Autrefois cité en exemple en Afrique centrale et de l’Est, le système éducatif burundais traverse aujourd’hui une crise profonde. À l’Assemblée nationale, plusieurs députés ont tiré la sonnette d’alarme, évoquant une dégradation alarmante du niveau scolaire, en particulier dans les compétences linguistiques. Le gouvernement reconnaît les défis, mais temporise, en attendant de pouvoir engager des réformes de fond.

Depuis les années 1970, le Burundi a multiplié les réformes dans le secteur de l’éducation. Mais ces changements, souvent appliqués sans stratégie cohérente ni évaluation sérieuse, ont peu à peu érodé la qualité de l’enseignement. Le constat actuel est sévère : les élèves burundais, à quelques exceptions près, peinent à rivaliser avec ceux des pays voisins.

Cette chute du niveau scolaire compromet la compétitivité nationale, notamment en matière de ressources humaines. Selon de nombreux observateurs, l’école burundaise n’assure plus son rôle traditionnel d’ascenseur social.

Un effondrement des compétences linguistiques

Parmi les indicateurs les plus préoccupants figure le recul généralisé des compétences linguistiques. Du kirundi au français, en passant par l’anglais ou le kiswahili au niveau primaire, la maîtrise des langues connaît une nette détérioration.

« De nombreux élèves ont aujourd’hui du mal à formuler une phrase correcte en français ou à conjuguer les verbes les plus simples », déplore un enseignant du secondaire.

Ce déficit ne freine pas seulement la progression dans les autres disciplines, mais pénalise également l’ouverture du pays aux échanges régionaux et internationaux.

Une inquiétude croissante au sein du Parlement

Devant la gravité de la situation, plusieurs parlementaires ont exprimé leur inquiétude au cours des récentes sessions à l’Assemblée nationale. Ils demandent la mise en œuvre urgente des recommandations issues des états généraux de l’éducation.

« Chaque jour qui passe sans mesures concrètes aggrave la crise et compromet l’avenir de notre jeunesse », a lancé un député lors d’un débat houleux au Parlement.

Parents et enseignants désemparés

Sur le terrain, notamment dans les quartiers populaires de Bujumbura, le malaise est palpable. Nadine, mère de trois enfants inscrits à l’école publique, se dit désabusée :

« Mes enfants n’arrivent même plus à lire un texte simple en français. Et pourtant, ils passent chaque année en classe supérieure. C’est comme si les diplômes avaient perdu toute valeur. »
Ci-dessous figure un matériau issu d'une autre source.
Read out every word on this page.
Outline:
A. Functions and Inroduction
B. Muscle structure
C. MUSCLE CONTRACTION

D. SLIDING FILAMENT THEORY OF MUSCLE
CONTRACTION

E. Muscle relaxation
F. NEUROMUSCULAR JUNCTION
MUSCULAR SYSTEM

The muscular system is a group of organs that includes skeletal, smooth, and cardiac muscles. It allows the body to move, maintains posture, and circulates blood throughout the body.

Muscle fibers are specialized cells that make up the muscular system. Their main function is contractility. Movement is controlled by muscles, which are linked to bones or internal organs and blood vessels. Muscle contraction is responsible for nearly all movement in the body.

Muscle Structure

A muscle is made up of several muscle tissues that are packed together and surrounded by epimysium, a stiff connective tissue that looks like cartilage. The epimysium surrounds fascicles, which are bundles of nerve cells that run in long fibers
Les enseignants partagent ce désarroi. Pour le Syndicat des Travailleurs de l’Enseignement au Burundi (STEB), la situation résulte notamment du manque de formation continue, de la surcharge des classes et d’une profonde démotivation.

« Tant que les enseignants seront mal rémunérés et sans perspectives d’évolution, on ne peut pas attendre d’eux un rendement de qualité », affirme un représentant du syndicat.

Le gouvernement prudent, mais conscient

Interrogé sur cette crise, le ministre de l’Éducation et de la Recherche scientifique, le professeur François Havyarimana, a reconnu les carences actuelles du système éducatif.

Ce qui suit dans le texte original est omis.